En effet, les couches d’eau profondes du Kivu sont enrichies en gaz carbonique et en méthane. Ces gaz sont maintenus en solution dans les profondeurs du lac grâce à leur solubilité dans l’eau et à la pression qu’exercent les colonnes d’eau supérieures.
Mais ces « boucliers » sont fragiles. Un écoulement de lave atteignant les hauts-fonds du Kivu aurait des conséquences dramatiques. Il provoquerait une augmentation de la température des eaux profondes, laissant ainsi s’échapper le dioxyde de carbone et le méthane à la surface du lac. Les nappes de gaz ainsi libérées seraient fatales pour les populations vivant à proximité. On appelle ce phénomène redouté une éruption limnique. Les scientifiques craignent qu’un tel scénario se produise dans la région de Goma. Les conséquences seraient plus mortelles encore pour les locaux qu’une nouvelle éruption effusive du Nyiragongo. Une telle éruption limnique a déjà fait rage au Cameroun, aux abords du lac Nyos, en 1986. Cette catastrophe a provoqué la mort de près de 1800 personnes, et décimé le bétail vivant dans les environs.

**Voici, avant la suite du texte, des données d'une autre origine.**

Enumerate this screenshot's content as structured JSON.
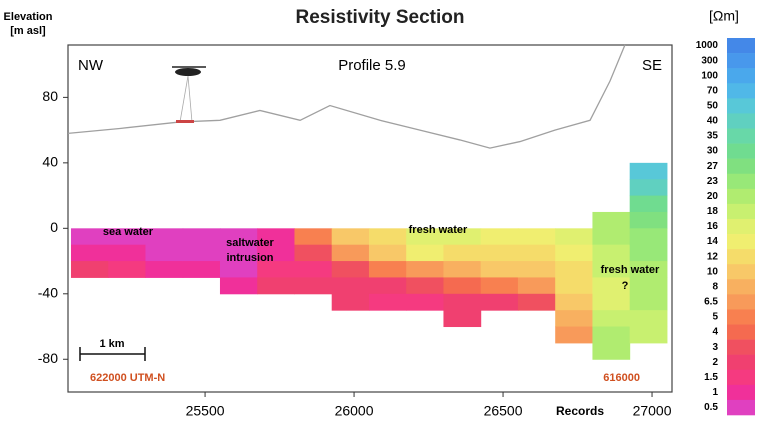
{
  "chart_data": {
    "type": "section",
    "title": "Resistivity Section",
    "y_label": [
      "Elevation",
      "[m asl]"
    ],
    "x_label": "Records",
    "annotations": {
      "left_end": "NW",
      "right_end": "SE",
      "profile": "Profile 5.9",
      "sea": "sea water",
      "intrusion": [
        "saltwater",
        "intrusion"
      ],
      "fresh": "fresh water",
      "fresh_deep": [
        "fresh water",
        "?"
      ],
      "scale": "1 km",
      "utm_left": "622000   UTM-N",
      "utm_right": "616000"
    },
    "xlim": [
      25040,
      27067
    ],
    "xticks": [
      25500,
      26000,
      26500,
      27000
    ],
    "ylim": [
      -100,
      112
    ],
    "yticks": [
      -80,
      -40,
      0,
      40,
      80
    ],
    "lines": [
      {
        "color": "#a0a0a0",
        "x": [
          25040,
          25214,
          25416,
          25550,
          25684,
          25819,
          25919,
          26087,
          26221,
          26355,
          26456,
          26557,
          26674,
          26792,
          26859,
          26909
        ],
        "values": [
          58,
          61,
          65,
          66,
          72,
          66,
          75,
          66,
          60,
          54,
          49,
          53,
          60,
          66,
          90,
          112
        ]
      }
    ],
    "section": {
      "x": [
        25050,
        25175,
        25300,
        25425,
        25550,
        25675,
        25800,
        25925,
        26050,
        26175,
        26300,
        26425,
        26550,
        26675,
        26800,
        26925,
        27050
      ],
      "y": [
        40,
        30,
        20,
        10,
        0,
        -10,
        -20,
        -30,
        -40,
        -50,
        -60,
        -70,
        -80
      ],
      "values": [
        [
          null,
          null,
          null,
          null,
          0.5,
          1,
          2,
          null,
          null,
          null,
          null,
          null
        ],
        [
          null,
          null,
          null,
          null,
          0.5,
          1,
          1.5,
          null,
          null,
          null,
          null,
          null
        ],
        [
          null,
          null,
          null,
          null,
          0.5,
          0.5,
          1,
          null,
          null,
          null,
          null,
          null
        ],
        [
          null,
          null,
          null,
          null,
          0.5,
          0.5,
          1,
          null,
          null,
          null,
          null,
          null
        ],
        [
          null,
          null,
          null,
          null,
          0.5,
          0.5,
          0.5,
          1,
          null,
          null,
          null,
          null
        ],
        [
          null,
          null,
          null,
          null,
          1,
          1,
          1.5,
          2,
          null,
          null,
          null,
          null
        ],
        [
          null,
          null,
          null,
          null,
          5,
          3,
          1.5,
          2,
          null,
          null,
          null,
          null
        ],
        [
          null,
          null,
          null,
          null,
          10,
          6.5,
          3,
          2,
          2,
          null,
          null,
          null
        ],
        [
          null,
          null,
          null,
          null,
          12,
          10,
          5,
          2,
          1.5,
          null,
          null,
          null
        ],
        [
          null,
          null,
          null,
          null,
          16,
          14,
          6.5,
          3,
          1.5,
          null,
          null,
          null
        ],
        [
          null,
          null,
          null,
          null,
          16,
          12,
          8,
          4,
          2,
          2,
          null,
          null
        ],
        [
          null,
          null,
          null,
          null,
          14,
          12,
          10,
          5,
          2,
          null,
          null,
          null
        ],
        [
          null,
          null,
          null,
          null,
          14,
          12,
          10,
          6.5,
          3,
          null,
          null,
          null
        ],
        [
          null,
          null,
          null,
          null,
          16,
          14,
          12,
          12,
          10,
          8,
          6.5,
          null
        ],
        [
          null,
          null,
          null,
          20,
          20,
          18,
          18,
          16,
          16,
          18,
          20,
          20
        ],
        [
          50,
          40,
          30,
          27,
          23,
          23,
          20,
          20,
          20,
          18,
          18,
          null
        ]
      ]
    },
    "colorbar": {
      "unit": "[Ωm]",
      "levels": [
        1000,
        300,
        100,
        70,
        50,
        40,
        35,
        30,
        27,
        23,
        20,
        18,
        16,
        14,
        12,
        10,
        8,
        6.5,
        5,
        4,
        3,
        2,
        1.5,
        1,
        0.5
      ],
      "colors": [
        "#4488e8",
        "#4898ec",
        "#4aa8ec",
        "#50b8e8",
        "#58c8d8",
        "#60d0c0",
        "#68d8a8",
        "#70dc90",
        "#80e080",
        "#98e878",
        "#b0ec70",
        "#c8f070",
        "#e0f070",
        "#f0ee70",
        "#f5dc6a",
        "#f8c868",
        "#f8b060",
        "#f89a5a",
        "#f88050",
        "#f56a50",
        "#f05060",
        "#f04070",
        "#f53a80",
        "#f0309a",
        "#e040c0"
      ]
    }
  }
}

Le Nyiragongo fait donc partie de ces chefs-d’œuvre de la nature, dont la beauté rivalise avec les dangers qu’encourent les populations locales. Le Nyiragongo est sans nul doute un volcan dévastateur. Sa lave particulièrement fluide, la complexité géographique de son emplacement, et le gaz létal qu’il relâche dans l’air en continu en font un volcan meurtrier. C’est là que réside toute l’ambivalence du Nyiragongo : celui qui apparaît comme l’un des plus beaux spectacles de l’activité volcanique terrestre pour certains est synonyme de mort et de dévastation pour d’autres.